2. Question: How can the Fund, on the one hand, encourage countries to divert funds from their HIV, TB and malaria allocations in order to come up with enough money for a stand-alone cross-cutting RSSH component – and then, on the other hand, criticize countries for “weakening” their response to the diseases in the process? Where else can a country come up with money for an RSSH component except by taking it from the HIV, TB and malaria components?

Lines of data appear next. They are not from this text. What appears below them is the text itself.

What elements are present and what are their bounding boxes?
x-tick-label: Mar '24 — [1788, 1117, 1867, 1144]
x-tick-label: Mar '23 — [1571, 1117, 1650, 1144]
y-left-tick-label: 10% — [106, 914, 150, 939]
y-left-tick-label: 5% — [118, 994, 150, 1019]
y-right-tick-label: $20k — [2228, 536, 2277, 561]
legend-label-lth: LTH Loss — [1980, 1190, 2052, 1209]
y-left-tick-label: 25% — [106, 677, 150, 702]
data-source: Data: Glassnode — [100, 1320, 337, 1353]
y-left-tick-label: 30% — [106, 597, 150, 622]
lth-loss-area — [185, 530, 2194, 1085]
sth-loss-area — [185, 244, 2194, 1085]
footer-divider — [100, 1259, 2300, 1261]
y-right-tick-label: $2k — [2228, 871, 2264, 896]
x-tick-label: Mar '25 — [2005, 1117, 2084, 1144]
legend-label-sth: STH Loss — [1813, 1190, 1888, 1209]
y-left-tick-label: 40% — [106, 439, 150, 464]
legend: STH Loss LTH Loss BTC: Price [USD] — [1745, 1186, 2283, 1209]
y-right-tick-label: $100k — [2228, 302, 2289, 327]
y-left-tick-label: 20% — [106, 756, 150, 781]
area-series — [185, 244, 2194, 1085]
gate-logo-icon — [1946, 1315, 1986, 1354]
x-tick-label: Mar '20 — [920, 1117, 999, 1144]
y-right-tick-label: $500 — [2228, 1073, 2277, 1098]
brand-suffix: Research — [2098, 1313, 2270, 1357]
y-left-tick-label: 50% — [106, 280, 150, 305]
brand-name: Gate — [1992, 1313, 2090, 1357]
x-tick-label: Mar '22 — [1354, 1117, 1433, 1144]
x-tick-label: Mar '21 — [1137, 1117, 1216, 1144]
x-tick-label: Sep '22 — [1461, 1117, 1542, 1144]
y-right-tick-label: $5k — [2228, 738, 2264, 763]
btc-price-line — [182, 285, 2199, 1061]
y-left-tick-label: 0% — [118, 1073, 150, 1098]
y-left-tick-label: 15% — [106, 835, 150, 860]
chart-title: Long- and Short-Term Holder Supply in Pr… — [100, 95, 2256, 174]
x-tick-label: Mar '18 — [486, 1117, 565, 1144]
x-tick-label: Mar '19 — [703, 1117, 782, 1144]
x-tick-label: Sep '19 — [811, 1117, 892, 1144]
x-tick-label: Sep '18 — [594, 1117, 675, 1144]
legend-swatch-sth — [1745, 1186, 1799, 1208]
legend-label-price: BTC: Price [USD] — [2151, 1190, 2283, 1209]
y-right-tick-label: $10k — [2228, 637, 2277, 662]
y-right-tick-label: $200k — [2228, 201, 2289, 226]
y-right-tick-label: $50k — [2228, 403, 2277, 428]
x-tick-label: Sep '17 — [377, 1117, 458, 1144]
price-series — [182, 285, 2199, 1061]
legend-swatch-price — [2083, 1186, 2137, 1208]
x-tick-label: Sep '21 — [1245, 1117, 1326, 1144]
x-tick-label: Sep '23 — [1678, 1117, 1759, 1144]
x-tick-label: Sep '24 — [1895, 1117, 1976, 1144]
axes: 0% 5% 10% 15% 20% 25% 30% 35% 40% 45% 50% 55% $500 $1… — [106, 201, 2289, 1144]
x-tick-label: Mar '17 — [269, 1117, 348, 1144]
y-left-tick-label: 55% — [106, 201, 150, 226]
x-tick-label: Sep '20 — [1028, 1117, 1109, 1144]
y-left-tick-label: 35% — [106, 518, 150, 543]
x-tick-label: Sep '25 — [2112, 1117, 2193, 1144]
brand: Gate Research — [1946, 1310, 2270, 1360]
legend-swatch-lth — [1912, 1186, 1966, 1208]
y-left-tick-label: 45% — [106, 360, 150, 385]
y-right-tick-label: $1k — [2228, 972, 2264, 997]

Answer: We do not encourage countries to divert funds from HIV, TB and malaria allocations; we encourage countries to do so only where it makes sense. In this instance in Uganda, the proposed RSSH element did not have a clear link to how the expected systems would benefit the disease component. More important, it would have reduced funding for essential treatment, where essential treatment is urgent and significant. Funding for RSSH should never get in the way of procuring or acquiring indispensable commodities such as ARVs or mosquito nets.

3. Question: Does not at least some of the feedback and guidance provided to Uganda by the Secretariat fall within the purview of the TRP? The way this has evolved, Uganda developed an RSSH funding request with six modules and numerous interventions, but the request won’t ever be reviewed by the TRP.

Answer: The Global Fund Secretariat can and should make basic determinations before a proposal goes to the TRP. In this case, the funding request did not make sense. It was going to be a new initiative funded under a new PR, implying extra administrative costs, while essential treatment would have to be cut.

Editor’s Note: Regarding this last answer from Faison, as noted above, the CCM secretariat clarified to Aidspan that the proposed third PR would manage the HIV, TB and malaria grants as well as the RSSH initiatives. 

The letters and emails referred to in this article are on file with the author.